Warta miała zaatakować pozycję lidera
Wznowienie rozgrywek do tej pory było dla zespołu z Poznania bardzo udane. Warta pokonała najpierw GKS Jastrzębie 2:1, a następnie odniosła zwycięstwo 2:0 z Olimpią Grudziądz. Po 24. kolejce zajmowała drugie miejsce, z przewagą czterech punktów nad kolejnym przeciwnikiem. Wydawało się, że w meczu z Odrą zespół awansuje na fotel lidera.
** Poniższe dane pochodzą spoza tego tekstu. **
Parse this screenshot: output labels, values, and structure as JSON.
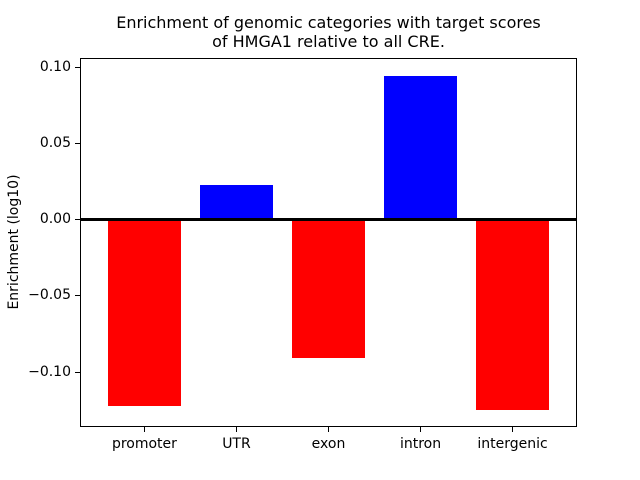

Przewaga w posiadaniu piłki nie wystarczyła
Koniec końców, tym razem górą był zespół walczący o utrzymanie. Podopieczni Dietmara Brehmera objęli prowadzenie w 37. minucie po golu Arkadiusza Piecha. W 50. minucie na 2:0 podwyższył z rzutu karnego Krzysztof Janus, ustalając wynik meczu. Pod koniec spotkania, w 89. minucie czerwoną kartkę otrzymał piłkarz Odry, Szymon Skrzypczak. Nie wpłynęło to jednak na losy meczu.
Warta Poznań przez całe spotkanie prowadziła grę i dłużej utrzymywała się przy piłce. Nie miało to jednak wpływu na końcowy wynik. Jeden celny strzał w ciągu meczu z Odrą to wynik zdecydowanie poniżej ambicji poznańskiej drużyny.
Odra wyszła ze strefy spadkowej Fortuna 1. Ligi
Po meczu z opolskim zespołem Warta wciąż zajmuje drugie miejsce w lidze, z 45 punktami na koncie. Tymczasem Odra dzięki wygranej opuściła strefę spadkową i zajmuje 15. pozycję gromadząc do tej pory 27 punktów.